Arthur, Julie, John and Lyn are known collectively as 4go and their exhibition brings all of their very varied work together while also celebrating the differences between the various art forms.
‘Spaces Between’, was an idea which developed from a series of twelve poems which were penned by group member and published poet, playwright and short story writer Arthur.
When the twelve poems were read between songs performed by a local choir, a member of the audience suggested that they be published.
Arthur approached John—an artist who uses many media including intricate woodcarving, painting and drawing to explore subjects—to illustrate his words and the first seeds of the exhibition were sown.
Arthur and John were joined by painter Julie Parsons, who expresses her passion for colour and design in various styles using mainly acrylics, and textile artist Lyn Davidson, known for employing a variety of techniques to create pieces for community projects and individual commissions.

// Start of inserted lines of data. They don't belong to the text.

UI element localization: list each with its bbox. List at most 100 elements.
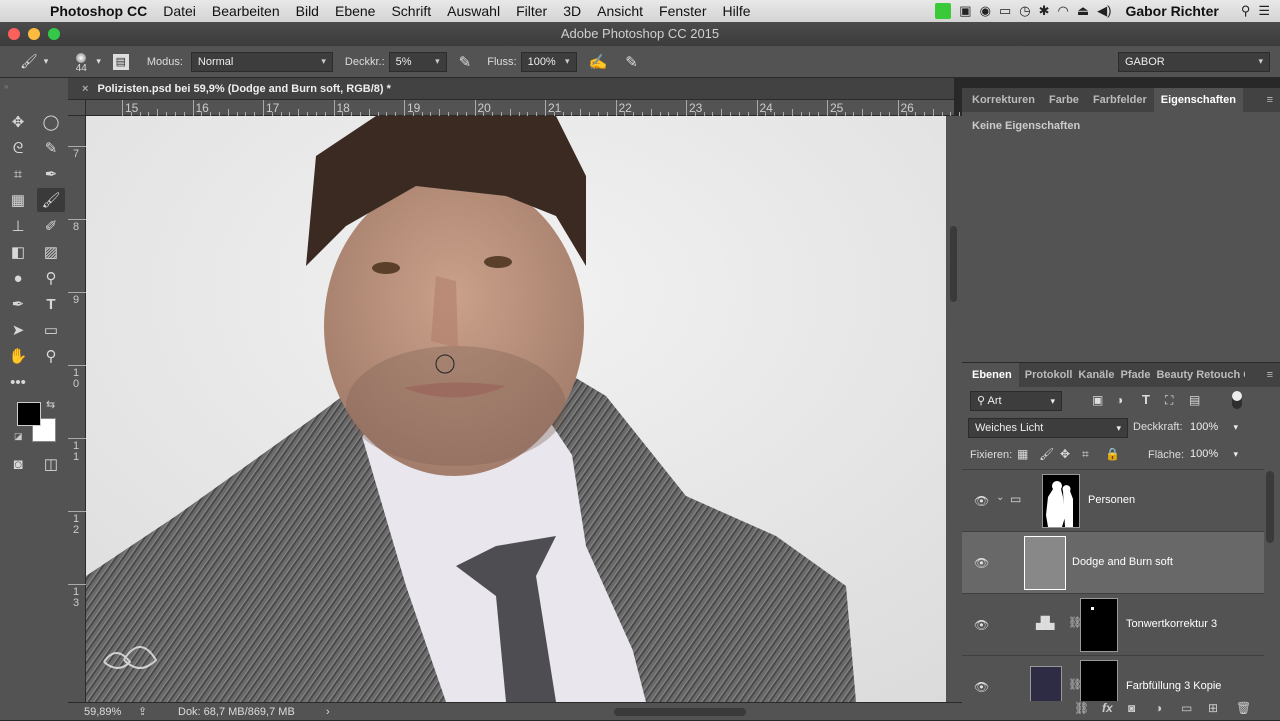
- hand-tool-icon[interactable]: ✋: [4, 344, 32, 368]
- layer-name[interactable]: Personen: [1088, 494, 1135, 506]
- layer-mask-thumbnail[interactable]: [1080, 598, 1118, 652]
- new-adjustment-icon[interactable]: ◑: [1155, 701, 1162, 715]
- layer-row-dodge-and-burn[interactable]: 👁 Dodge and Burn soft: [962, 532, 1264, 594]
- layers-scrollbar[interactable]: [1266, 471, 1274, 543]
- visibility-eye-icon[interactable]: 👁: [974, 618, 989, 632]
- wifi-icon[interactable]: ◠: [1057, 3, 1068, 19]
- brush-tool-icon[interactable]: 🖌: [37, 188, 65, 212]
- layer-filter-select[interactable]: ⚲ Art ▾: [970, 391, 1062, 411]
- panel-menu-icon[interactable]: ≡: [1260, 94, 1280, 106]
- menu-schrift[interactable]: Schrift: [383, 3, 439, 19]
- user-name[interactable]: Gabor Richter: [1125, 3, 1218, 19]
- blend-mode-select[interactable]: Weiches Licht ▾: [968, 418, 1128, 438]
- layer-name[interactable]: Dodge and Burn soft: [1072, 556, 1173, 568]
- gradient-tool-icon[interactable]: ▨: [37, 240, 65, 264]
- fluss-select[interactable]: 100% ▾: [520, 51, 577, 72]
- tab-beauty-retouch[interactable]: Beauty Retouch C: [1153, 369, 1245, 381]
- eject-icon[interactable]: ⏏: [1077, 3, 1089, 19]
- zoom-button[interactable]: [48, 28, 60, 40]
- layer-thumbnail[interactable]: [1024, 536, 1066, 590]
- new-layer-icon[interactable]: ⊞: [1208, 701, 1218, 715]
- tab-farbe[interactable]: Farbe: [1042, 94, 1086, 106]
- layer-row-farbfuellung[interactable]: 👁 ⛓ Farbfüllung 3 Kopie: [962, 656, 1264, 701]
- pen-tool-icon[interactable]: ✒: [4, 292, 32, 316]
- healing-brush-tool-icon[interactable]: ▦: [4, 188, 32, 212]
- menu-hilfe[interactable]: Hilfe: [715, 3, 759, 19]
- doc-size-info[interactable]: Dok: 68,7 MB/869,7 MB: [178, 703, 295, 721]
- deckkr-select[interactable]: 5% ▾: [388, 51, 447, 72]
- filter-pixel-icon[interactable]: ▣: [1092, 393, 1103, 407]
- share-icon[interactable]: ⇪: [138, 703, 147, 721]
- filter-smart-object-icon[interactable]: ▤: [1189, 393, 1200, 407]
- document-canvas[interactable]: [86, 116, 946, 702]
- visibility-eye-icon[interactable]: 👁: [974, 556, 989, 570]
- menu-datei[interactable]: Datei: [155, 3, 204, 19]
- trash-icon[interactable]: 🗑: [1236, 701, 1251, 715]
- status-app-icon[interactable]: [935, 3, 952, 19]
- path-selection-tool-icon[interactable]: ➤: [4, 318, 32, 342]
- link-layers-icon[interactable]: ⛓: [1074, 701, 1089, 715]
- filter-shape-icon[interactable]: ⛶: [1165, 393, 1173, 408]
- brush-tool-preset-icon[interactable]: 🖌: [20, 53, 38, 70]
- tab-farbfelder[interactable]: Farbfelder: [1086, 94, 1154, 106]
- close-button[interactable]: [8, 28, 20, 40]
- filter-toggle-icon[interactable]: [1232, 391, 1242, 409]
- eyedropper-tool-icon[interactable]: ✒: [37, 162, 65, 186]
- pressure-size-icon[interactable]: ✎: [625, 53, 638, 71]
- visibility-eye-icon[interactable]: 👁: [974, 494, 989, 508]
- chevron-right-icon[interactable]: ›: [326, 703, 330, 721]
- ruler-corner[interactable]: [68, 100, 86, 116]
- rectangle-tool-icon[interactable]: ▭: [37, 318, 65, 342]
- move-tool-icon[interactable]: ✥: [4, 110, 32, 134]
- quick-mask-icon[interactable]: ◙: [4, 452, 32, 476]
- tab-ebenen[interactable]: Ebenen: [962, 363, 1019, 387]
- add-mask-icon[interactable]: ◙: [1128, 701, 1135, 715]
- default-colors-icon[interactable]: ◪: [14, 431, 23, 442]
- menu-filter[interactable]: Filter: [508, 3, 555, 19]
- visibility-eye-icon[interactable]: 👁: [974, 680, 989, 694]
- airbrush-icon[interactable]: ✍: [589, 53, 608, 71]
- foreground-color-swatch[interactable]: [17, 402, 41, 426]
- volume-icon[interactable]: ◀): [1097, 3, 1111, 19]
- blur-tool-icon[interactable]: ●: [4, 266, 32, 290]
- scrollbar-thumb[interactable]: [950, 226, 957, 302]
- flaeche-field[interactable]: 100% ▾: [1184, 445, 1240, 465]
- tab-korrekturen[interactable]: Korrekturen: [965, 94, 1042, 106]
- canvas-vertical-scrollbar[interactable]: [946, 116, 962, 702]
- horizontal-scrollbar-thumb[interactable]: [614, 708, 746, 716]
- horizontal-ruler[interactable]: 15 16 17 18 19 20 21 22 23 24 25 26: [86, 100, 961, 116]
- filter-adjustment-icon[interactable]: ◑: [1116, 393, 1123, 407]
- quick-selection-tool-icon[interactable]: ✎: [37, 136, 65, 160]
- bluetooth-icon[interactable]: ✱: [1039, 3, 1050, 19]
- chevron-down-icon[interactable]: ⌄: [996, 492, 1004, 503]
- menu-app[interactable]: Photoshop CC: [42, 3, 155, 19]
- workspace-select[interactable]: GABOR ▾: [1118, 51, 1270, 72]
- menu-auswahl[interactable]: Auswahl: [439, 3, 508, 19]
- time-machine-icon[interactable]: ◷: [1019, 3, 1030, 19]
- modus-select[interactable]: Normal ▾: [190, 51, 333, 72]
- notification-icon[interactable]: ☰: [1258, 3, 1270, 19]
- bubble-icon[interactable]: ◉: [980, 3, 991, 19]
- tab-protokoll[interactable]: Protokoll: [1019, 369, 1076, 381]
- screen-mode-icon[interactable]: ◫: [37, 452, 65, 476]
- layer-name[interactable]: Farbfüllung 3 Kopie: [1126, 680, 1221, 692]
- toolbox-collapse-handle[interactable]: »: [0, 82, 68, 91]
- tab-eigenschaften[interactable]: Eigenschaften: [1153, 88, 1243, 112]
- dodge-tool-icon[interactable]: ⚲: [37, 266, 65, 290]
- eraser-tool-icon[interactable]: ◧: [4, 240, 32, 264]
- minimize-button[interactable]: [28, 28, 40, 40]
- lock-artboard-icon[interactable]: ⌗: [1082, 447, 1089, 462]
- fx-icon[interactable]: fx: [1102, 701, 1113, 715]
- document-tab[interactable]: × Polizisten.psd bei 59,9% (Dodge and Bu…: [68, 78, 954, 100]
- lasso-tool-icon[interactable]: ᘓ: [4, 136, 32, 160]
- layer-row-tonwertkorrektur[interactable]: 👁 ▟▙ ⛓ Tonwertkorrektur 3: [962, 594, 1264, 656]
- layer-mask-thumbnail[interactable]: [1080, 660, 1118, 701]
- lock-position-icon[interactable]: ✥: [1060, 447, 1070, 461]
- menu-ebene[interactable]: Ebene: [327, 3, 383, 19]
- tab-kanaele[interactable]: Kanäle: [1075, 369, 1117, 381]
- brush-panel-toggle-icon[interactable]: ▤: [112, 53, 129, 70]
- layer-mask-thumbnail[interactable]: [1042, 474, 1080, 528]
- pressure-opacity-icon[interactable]: ✎: [459, 53, 472, 71]
- brush-size-picker[interactable]: 44: [70, 53, 92, 74]
- filter-type-icon[interactable]: T: [1142, 392, 1150, 407]
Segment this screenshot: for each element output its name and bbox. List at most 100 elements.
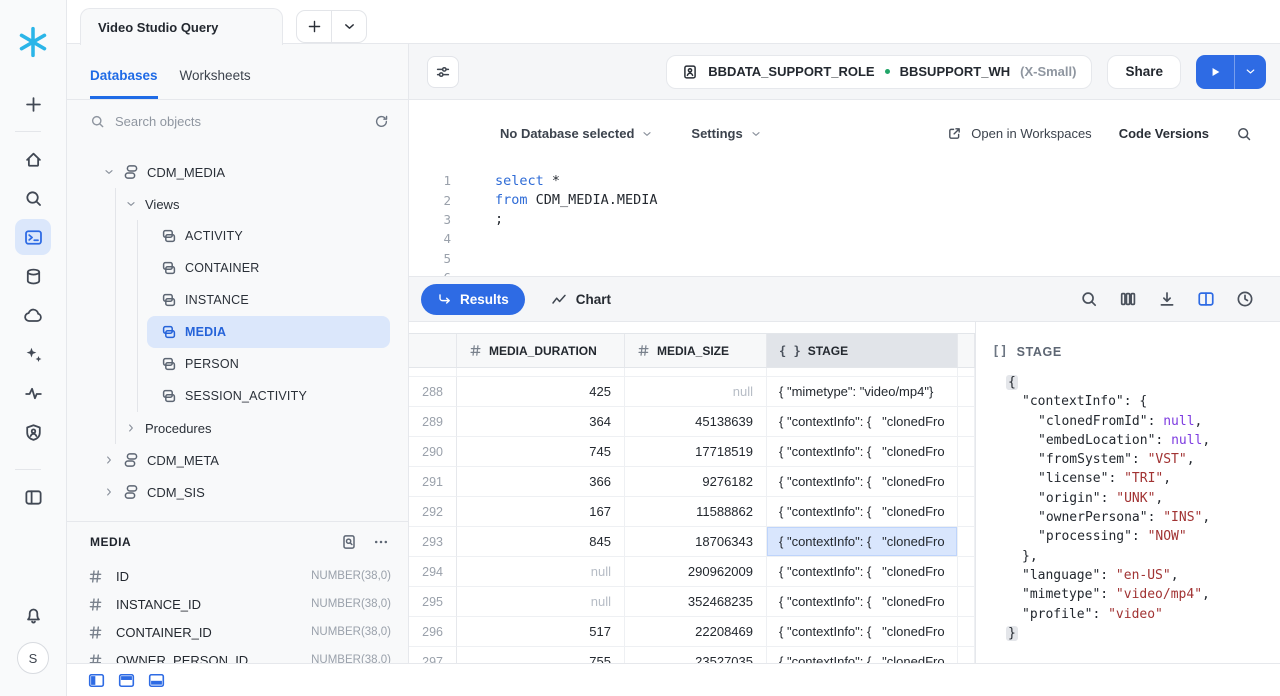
code-versions-button[interactable]: Code Versions [1119,126,1209,141]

The exhibition is running in Coldstream Museum until Sunday, July 27 , and has made a fine impression on those who has visited so far.
One of those is John Stone, who wrote the following review:
‘On Friday evening, June 6, in Coldstream Museum, a fascinating exhibition was opened to a large and enthusiastic gathering.
It was an impressive opening to an exhibition of quality, vibrancy and variety.
The catalyst for the work was the poetry of Arthur Parsons - a sequence of poems reflecting on the calendar year.
The illustrations for each of these poems was by John Davidson - and in turn led to other of his work, notably some wonderful wood sculptures.
John’s work has a directness, fluidity and energy that is truly inspiring.
And the amount of movement contained both in the two-dimensional works and the sculptures was exciting to behold.
Lyn Davidson presented the twelve months of the year as textile pictures.
The detail in the textures and flow of her pieces repaid careful examination in spades.
The vibrancy of the colours in her work complemented the monochrome element of John’s poetic illustrations.
Poetic nuggets also gave insight into Julie Parsons’ paintings, which provided interesting contrasts to the others’ work.
The boldness of the image-making in the more abstract pieces struck me most, particularly the comparison with her three more representational pieces.
So, the poetic muse provided both inspiration and an enveloping completeness to the event.
I wondered if the amount of visual material which was packed into that small space added to that sense of completeness.
This is a terrific exhibition which is free to visit- I urge you to go!’